5 Ocak 2015 Pazartesi

Anlamaktan ve Anlayıştan Uzak Hayatlar

Anlamak bir insanı dinlemektir aslında. 

Anlayış dinlediğin insana saygı göstermek kendini onun yerine koyarak düşünebilmektir.

İkili ilişkilerimizde, komşuluk ilişkilerimizde ya da toplumsal ilişkilerimizde anlamadığımızı ya da anlaşılmadığımızı düşünür, zaman zaman sorunlar yaşarız.

Sorunların başlangıç noktası aslında karşımızdakini anlamamaktır.
görsel alıntıdır
Kavgalarda, tartışmalarda ortaya çıkan asıl sorun kimsenin birbirini dinlememesidir, anlamak için çaba sarf etmemesidir.

Zaman zaman hepimiz hayatımıza yön veren ya da yönünü değiştiren sorunlarla boğuşmak zorunda kalıyoruz. 

Böyle zamanlarda hepimiz o denli bencil oluyoruz ki, karşımızdakinin hayatına, düşüncelerine, önceliklerine saygı göstermeyi bir kenara bırakıyor sadece bizim anlaşılmadığımızı düşünüp veryansın ediyoruz.

Hepimizin amacı, ilişkilerimizde anlaşılmak aslında.
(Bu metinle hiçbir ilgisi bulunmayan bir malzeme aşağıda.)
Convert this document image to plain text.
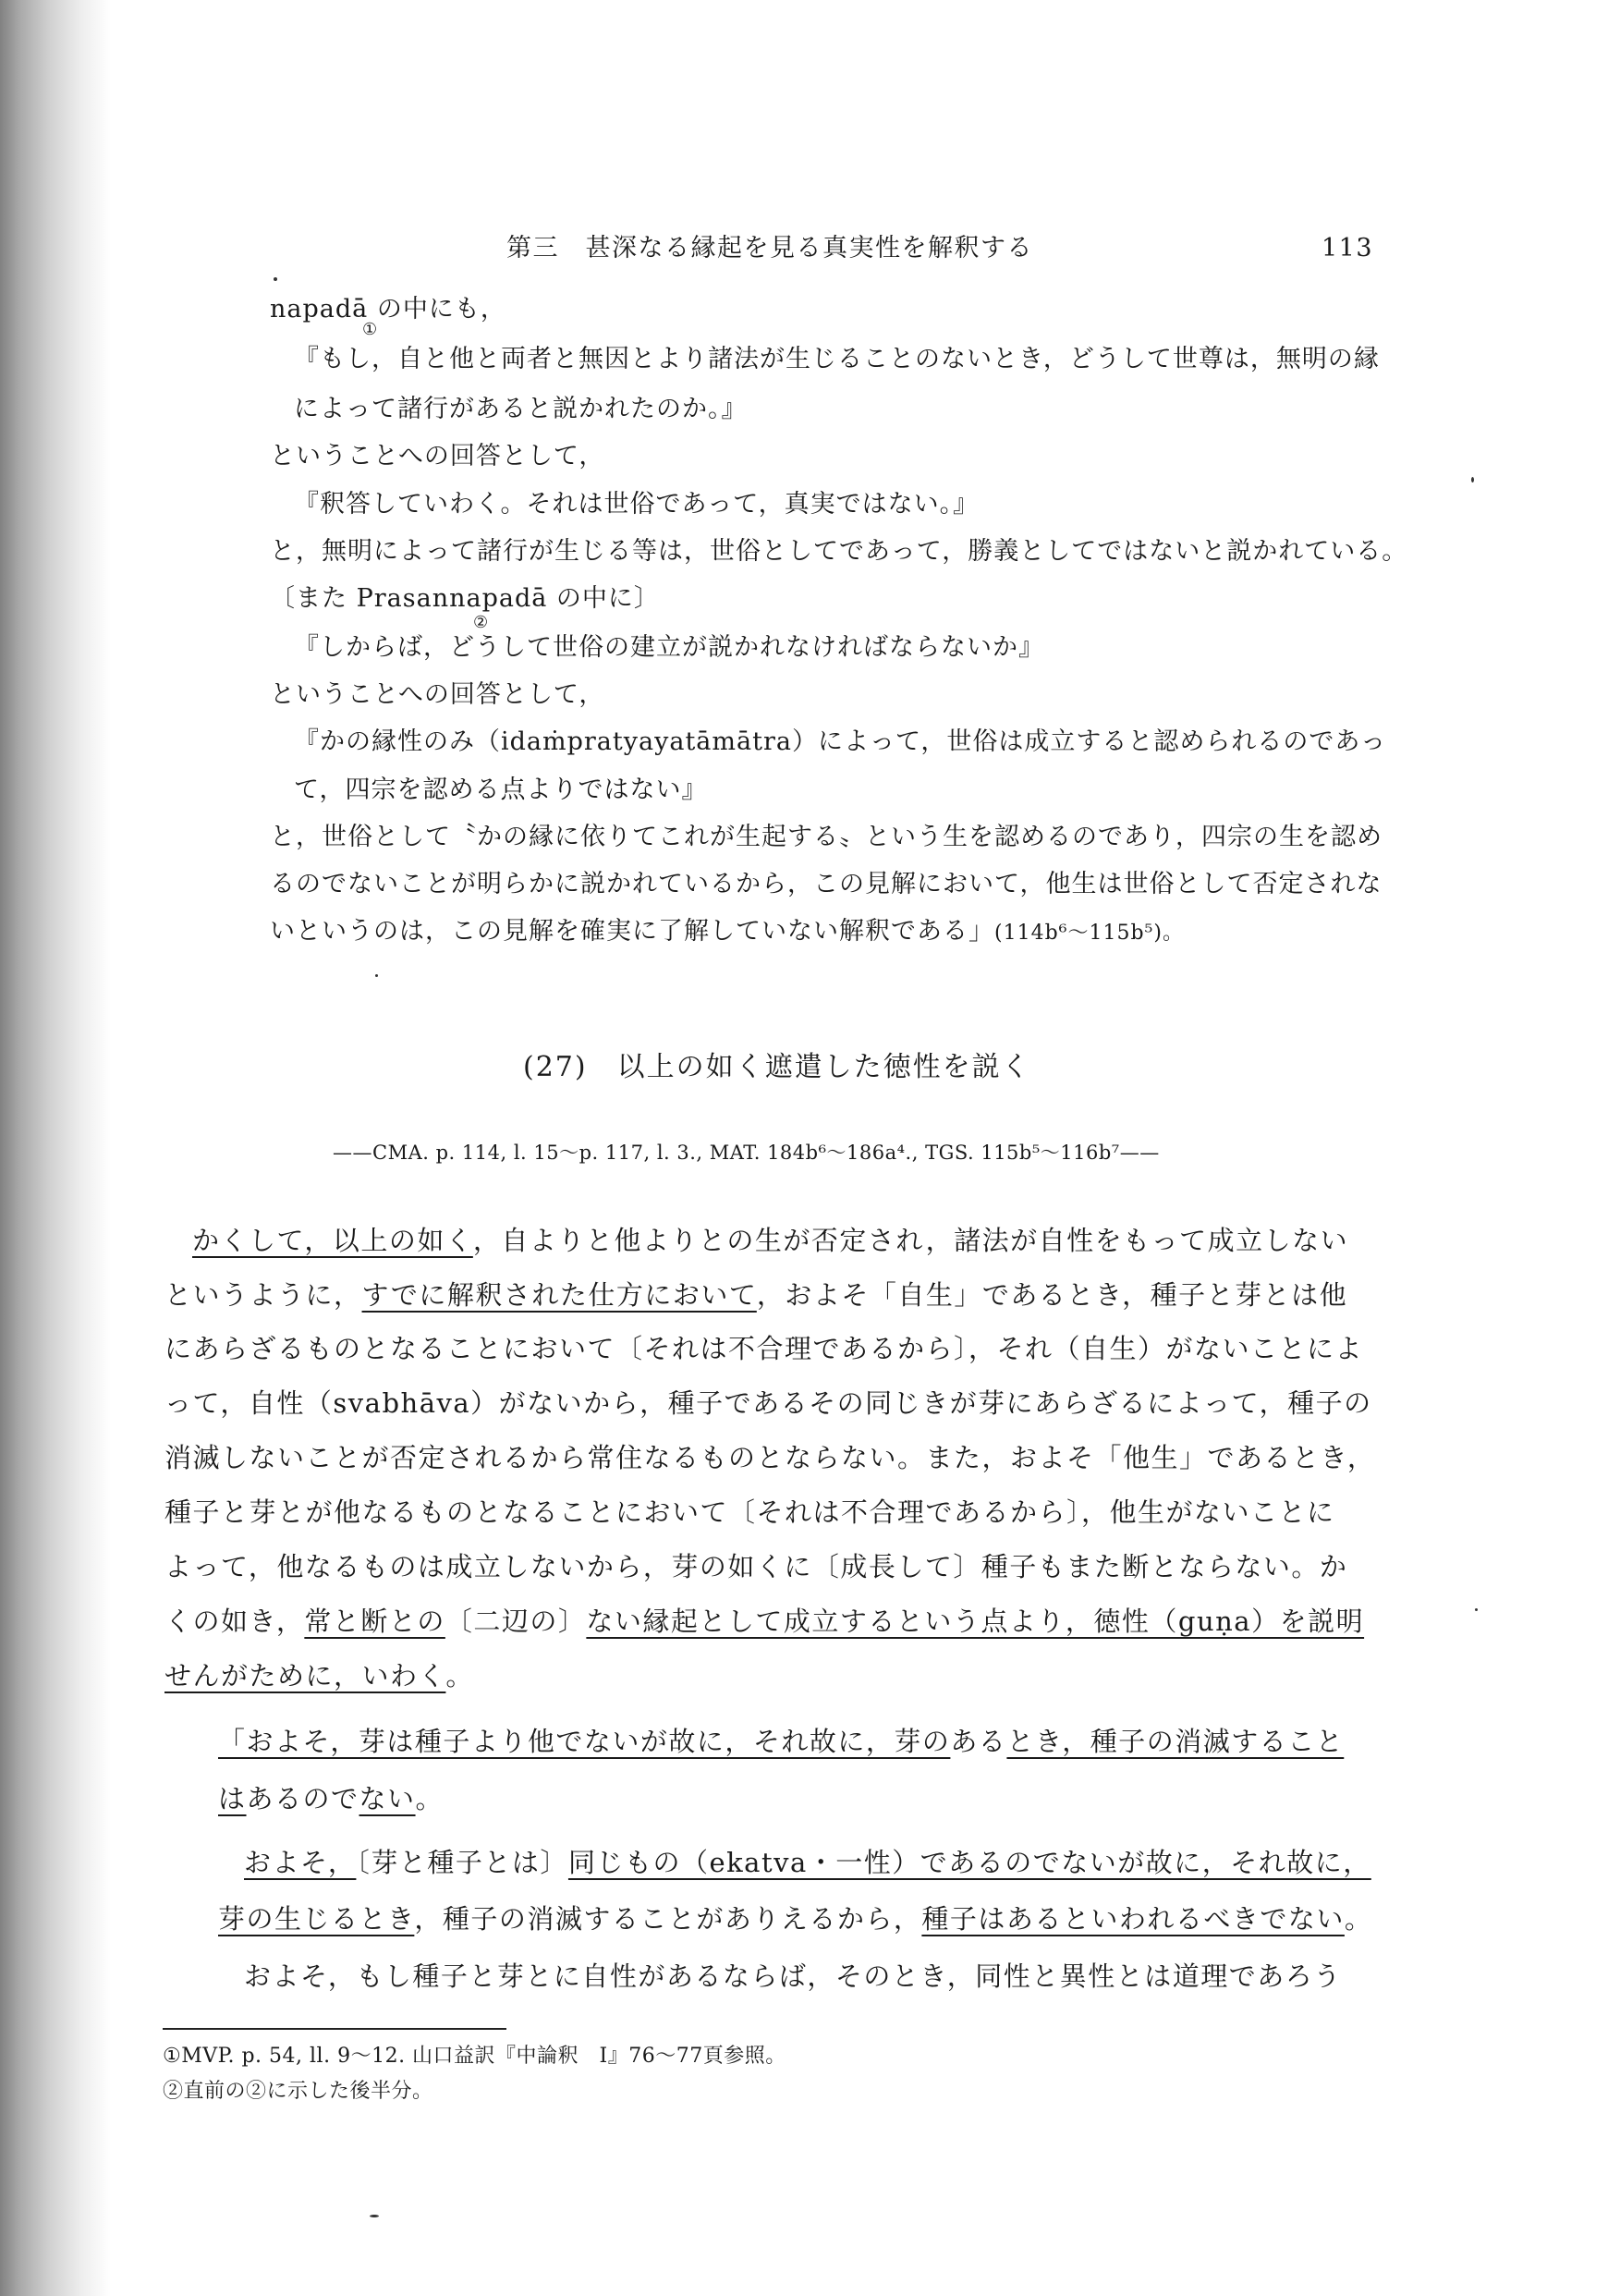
第三　甚深なる縁起を見る真実性を解釈する	113
napadā の中にも，
①
『もし，自と他と両者と無因とより諸法が生じることのないとき，どうして世尊は，無明の縁
によって諸行があると説かれたのか。』
ということへの回答として，
『釈答していわく。それは世俗であって，真実ではない。』
と，無明によって諸行が生じる等は，世俗としてであって，勝義としてではないと説かれている。
〔また Prasannapadā の中に〕
②
『しからば，どうして世俗の建立が説かれなければならないか』
ということへの回答として，
『かの縁性のみ（idaṁpratyayatāmātra）によって，世俗は成立すると認められるのであっ
て，四宗を認める点よりではない』
と，世俗として〝かの縁に依りてこれが生起する〟という生を認めるのであり，四宗の生を認め
るのでないことが明らかに説かれているから，この見解において，他生は世俗として否定されな
いというのは，この見解を確実に了解していない解釈である」(114b⁶～115b⁵)。
(27)　以上の如く遮遣した徳性を説く
——CMA. p. 114, l. 15～p. 117, l. 3., MAT. 184b⁶～186a⁴., TGS. 115b⁵～116b⁷——
かくして，以上の如く，自よりと他よりとの生が否定され，諸法が自性をもって成立しない
というように，すでに解釈された仕方において，およそ「自生」であるとき，種子と芽とは他
にあらざるものとなることにおいて〔それは不合理であるから〕，それ（自生）がないことによ
って，自性（svabhāva）がないから，種子であるその同じきが芽にあらざるによって，種子の
消滅しないことが否定されるから常住なるものとならない。また，およそ「他生」であるとき，
種子と芽とが他なるものとなることにおいて〔それは不合理であるから〕，他生がないことに
よって，他なるものは成立しないから，芽の如くに〔成長して〕種子もまた断とならない。か
くの如き，常と断との〔二辺の〕ない縁起として成立するという点より，徳性（guṇa）を説明
せんがために，いわく。
「およそ，芽は種子より他でないが故に，それ故に，芽のあるとき，種子の消滅すること
はあるのでない。
およそ，〔芽と種子とは〕同じもの（ekatva・一性）であるのでないが故に，それ故に，
芽の生じるとき，種子の消滅することがありえるから，種子はあるといわれるべきでない。
およそ，もし種子と芽とに自性があるならば，そのとき，同性と異性とは道理であろう
①MVP. p. 54, ll. 9～12. 山口益訳『中論釈　Ⅰ』76～77頁参照。
②直前の②に示した後半分。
Bir sorun karşısında, anlaşılmadığımızı düşünmek içimizi kemiriyor ve bu duyguyu yenmek için karşımızdaki kişinin bizi neden anlamadığını öğrenmeye çalışmıyoruz. 

Anlaşılmak öyle bir duygudur ki,  bize kendimizi özel ve güvende hissettirir. Anlaşılmamak ise bizim kendimizi önemsiz ve değersiz hissetmemize neden olur. 

Anlaşılmadığımızı hissettiğimizde kendimizi güvende hissetmeyiz. Düşmanlarımız olduğunu düşünür, bu düşmanlara karşı, kendimize bencillikten koruyucu bir duvar örer, anlamanın ve anlaşılmanın önünü daha çok tıkarız. 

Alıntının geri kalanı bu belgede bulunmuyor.